Teure Patentstreitfälle gefährden die Innovationskraft von KMUs

07.10.2010 -

François Battistelli, der neugewählte Präsident des Europäischen Patentamts, tritt für bezahlbare Schutzrechte in der gesamten EU ein. Doch was nützt das beste Patent, wenn es auch nach der Erteilung unter hohen Kosten verteidigt werden muss: Ein Konkurrent kann das Patent in jedem Land anfechten oder den Patentschutz erst einmal unterlaufen.
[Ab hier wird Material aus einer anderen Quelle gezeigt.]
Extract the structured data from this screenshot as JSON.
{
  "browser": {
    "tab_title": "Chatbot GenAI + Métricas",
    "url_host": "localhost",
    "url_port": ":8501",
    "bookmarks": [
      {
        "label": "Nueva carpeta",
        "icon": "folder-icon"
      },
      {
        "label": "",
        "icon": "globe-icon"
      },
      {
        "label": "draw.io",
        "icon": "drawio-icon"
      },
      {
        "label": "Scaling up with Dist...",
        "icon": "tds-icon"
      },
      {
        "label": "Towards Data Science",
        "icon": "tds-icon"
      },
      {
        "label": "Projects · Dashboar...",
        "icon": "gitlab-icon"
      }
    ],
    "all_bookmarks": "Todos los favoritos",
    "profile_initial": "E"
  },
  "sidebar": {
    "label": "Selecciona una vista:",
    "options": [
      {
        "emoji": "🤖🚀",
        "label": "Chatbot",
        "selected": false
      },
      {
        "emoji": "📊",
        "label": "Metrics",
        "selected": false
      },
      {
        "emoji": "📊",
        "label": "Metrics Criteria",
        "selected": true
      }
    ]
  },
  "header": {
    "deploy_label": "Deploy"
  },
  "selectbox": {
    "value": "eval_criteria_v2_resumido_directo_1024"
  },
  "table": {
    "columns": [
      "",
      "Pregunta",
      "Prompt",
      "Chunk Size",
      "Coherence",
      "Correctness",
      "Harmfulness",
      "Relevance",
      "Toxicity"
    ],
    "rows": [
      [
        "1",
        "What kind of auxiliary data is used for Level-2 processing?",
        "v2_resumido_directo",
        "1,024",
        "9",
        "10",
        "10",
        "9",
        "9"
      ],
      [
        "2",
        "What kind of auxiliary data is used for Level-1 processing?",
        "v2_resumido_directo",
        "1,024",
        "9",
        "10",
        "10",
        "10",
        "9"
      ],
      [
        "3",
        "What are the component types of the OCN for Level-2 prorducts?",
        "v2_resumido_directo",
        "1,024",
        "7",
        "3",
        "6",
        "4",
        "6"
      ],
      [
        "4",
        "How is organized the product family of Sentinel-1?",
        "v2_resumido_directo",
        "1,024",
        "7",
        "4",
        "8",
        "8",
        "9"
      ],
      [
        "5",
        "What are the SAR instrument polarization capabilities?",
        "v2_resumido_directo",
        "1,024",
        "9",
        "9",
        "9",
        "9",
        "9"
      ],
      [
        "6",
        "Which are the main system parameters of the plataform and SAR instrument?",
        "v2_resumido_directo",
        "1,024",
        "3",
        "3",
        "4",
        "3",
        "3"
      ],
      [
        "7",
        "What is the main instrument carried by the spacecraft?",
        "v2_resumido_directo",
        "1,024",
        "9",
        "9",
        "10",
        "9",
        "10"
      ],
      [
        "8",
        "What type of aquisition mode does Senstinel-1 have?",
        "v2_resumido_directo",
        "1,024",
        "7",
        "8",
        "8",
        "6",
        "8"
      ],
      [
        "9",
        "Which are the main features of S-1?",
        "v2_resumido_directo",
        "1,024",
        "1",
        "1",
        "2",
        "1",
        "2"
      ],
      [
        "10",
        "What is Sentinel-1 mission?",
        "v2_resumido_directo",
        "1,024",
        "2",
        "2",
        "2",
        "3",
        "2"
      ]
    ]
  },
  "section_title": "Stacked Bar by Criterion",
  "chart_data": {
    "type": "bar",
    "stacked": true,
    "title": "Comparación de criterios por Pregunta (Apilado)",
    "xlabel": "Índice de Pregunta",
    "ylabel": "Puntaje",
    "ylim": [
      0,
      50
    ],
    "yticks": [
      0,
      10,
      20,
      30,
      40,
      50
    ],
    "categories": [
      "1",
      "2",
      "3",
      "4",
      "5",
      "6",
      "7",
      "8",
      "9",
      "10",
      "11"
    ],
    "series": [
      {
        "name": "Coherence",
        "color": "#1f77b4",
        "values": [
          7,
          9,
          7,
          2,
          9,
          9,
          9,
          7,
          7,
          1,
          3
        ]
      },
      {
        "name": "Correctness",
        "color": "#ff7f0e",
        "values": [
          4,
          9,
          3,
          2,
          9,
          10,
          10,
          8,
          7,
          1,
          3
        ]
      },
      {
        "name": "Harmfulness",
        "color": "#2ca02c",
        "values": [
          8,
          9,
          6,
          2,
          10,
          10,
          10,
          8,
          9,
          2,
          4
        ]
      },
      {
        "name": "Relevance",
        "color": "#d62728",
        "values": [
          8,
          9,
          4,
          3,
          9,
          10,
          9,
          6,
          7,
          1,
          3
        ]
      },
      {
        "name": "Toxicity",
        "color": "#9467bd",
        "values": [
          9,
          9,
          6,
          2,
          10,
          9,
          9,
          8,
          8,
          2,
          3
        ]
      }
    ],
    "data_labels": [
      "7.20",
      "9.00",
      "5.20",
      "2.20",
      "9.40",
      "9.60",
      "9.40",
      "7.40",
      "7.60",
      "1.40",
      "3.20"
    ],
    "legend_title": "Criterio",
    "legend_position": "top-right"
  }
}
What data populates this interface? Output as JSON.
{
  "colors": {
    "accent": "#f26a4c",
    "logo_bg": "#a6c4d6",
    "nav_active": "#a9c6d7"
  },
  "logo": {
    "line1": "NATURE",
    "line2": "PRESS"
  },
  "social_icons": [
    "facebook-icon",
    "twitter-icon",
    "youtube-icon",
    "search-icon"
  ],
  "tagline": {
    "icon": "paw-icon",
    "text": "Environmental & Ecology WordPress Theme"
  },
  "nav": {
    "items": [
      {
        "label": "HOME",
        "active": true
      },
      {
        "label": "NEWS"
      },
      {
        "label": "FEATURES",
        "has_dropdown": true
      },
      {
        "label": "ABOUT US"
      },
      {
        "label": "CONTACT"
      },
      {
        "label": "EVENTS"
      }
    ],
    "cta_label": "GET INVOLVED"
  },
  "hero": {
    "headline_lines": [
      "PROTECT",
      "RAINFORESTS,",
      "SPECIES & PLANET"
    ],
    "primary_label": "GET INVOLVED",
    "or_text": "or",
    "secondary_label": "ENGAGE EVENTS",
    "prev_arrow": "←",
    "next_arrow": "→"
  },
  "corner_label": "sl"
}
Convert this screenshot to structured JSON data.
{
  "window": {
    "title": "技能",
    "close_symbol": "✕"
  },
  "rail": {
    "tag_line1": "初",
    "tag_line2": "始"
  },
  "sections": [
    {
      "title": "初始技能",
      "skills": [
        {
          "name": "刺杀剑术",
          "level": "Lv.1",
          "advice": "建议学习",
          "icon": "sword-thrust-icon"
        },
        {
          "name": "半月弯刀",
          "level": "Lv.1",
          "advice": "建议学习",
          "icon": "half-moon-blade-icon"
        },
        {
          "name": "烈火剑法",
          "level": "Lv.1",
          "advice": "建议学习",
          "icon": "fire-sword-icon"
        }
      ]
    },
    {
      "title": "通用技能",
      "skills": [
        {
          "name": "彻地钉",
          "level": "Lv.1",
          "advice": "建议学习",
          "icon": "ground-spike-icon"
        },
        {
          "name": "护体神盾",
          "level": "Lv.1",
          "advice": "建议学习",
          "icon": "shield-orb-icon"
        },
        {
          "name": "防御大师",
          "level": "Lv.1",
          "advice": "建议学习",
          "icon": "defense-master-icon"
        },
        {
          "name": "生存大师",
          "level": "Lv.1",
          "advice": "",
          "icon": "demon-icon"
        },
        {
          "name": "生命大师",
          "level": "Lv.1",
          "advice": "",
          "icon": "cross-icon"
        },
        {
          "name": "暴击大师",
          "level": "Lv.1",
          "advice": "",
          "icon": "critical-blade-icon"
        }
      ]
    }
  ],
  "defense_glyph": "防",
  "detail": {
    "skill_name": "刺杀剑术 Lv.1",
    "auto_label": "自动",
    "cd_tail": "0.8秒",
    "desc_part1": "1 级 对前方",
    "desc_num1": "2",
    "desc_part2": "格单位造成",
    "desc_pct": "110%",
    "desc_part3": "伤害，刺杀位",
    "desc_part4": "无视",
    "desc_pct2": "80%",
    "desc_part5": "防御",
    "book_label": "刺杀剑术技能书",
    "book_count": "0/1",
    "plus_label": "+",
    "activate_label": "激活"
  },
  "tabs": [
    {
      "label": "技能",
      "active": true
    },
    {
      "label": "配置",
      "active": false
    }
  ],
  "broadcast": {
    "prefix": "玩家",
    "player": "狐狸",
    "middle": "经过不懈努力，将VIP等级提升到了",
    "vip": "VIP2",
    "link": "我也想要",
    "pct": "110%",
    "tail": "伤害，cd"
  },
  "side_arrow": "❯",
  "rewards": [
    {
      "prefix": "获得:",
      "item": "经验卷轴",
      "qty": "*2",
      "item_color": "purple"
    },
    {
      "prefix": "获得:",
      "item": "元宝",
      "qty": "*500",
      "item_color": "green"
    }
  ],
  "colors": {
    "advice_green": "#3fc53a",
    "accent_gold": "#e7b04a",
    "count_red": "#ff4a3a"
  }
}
Damit werden Patentinhabern zusätzlich zu Gebühren und Bearbeitungszeit bis zur Patenterteilung ein mit weiteren Kosten und Verzögerungen verbundener Rechtsstreit aufgezwungen. Battistelli räumt ein: „Durch diese Praxis gehen europäischen Unternehmen eine Menge Zeit und Geld verloren."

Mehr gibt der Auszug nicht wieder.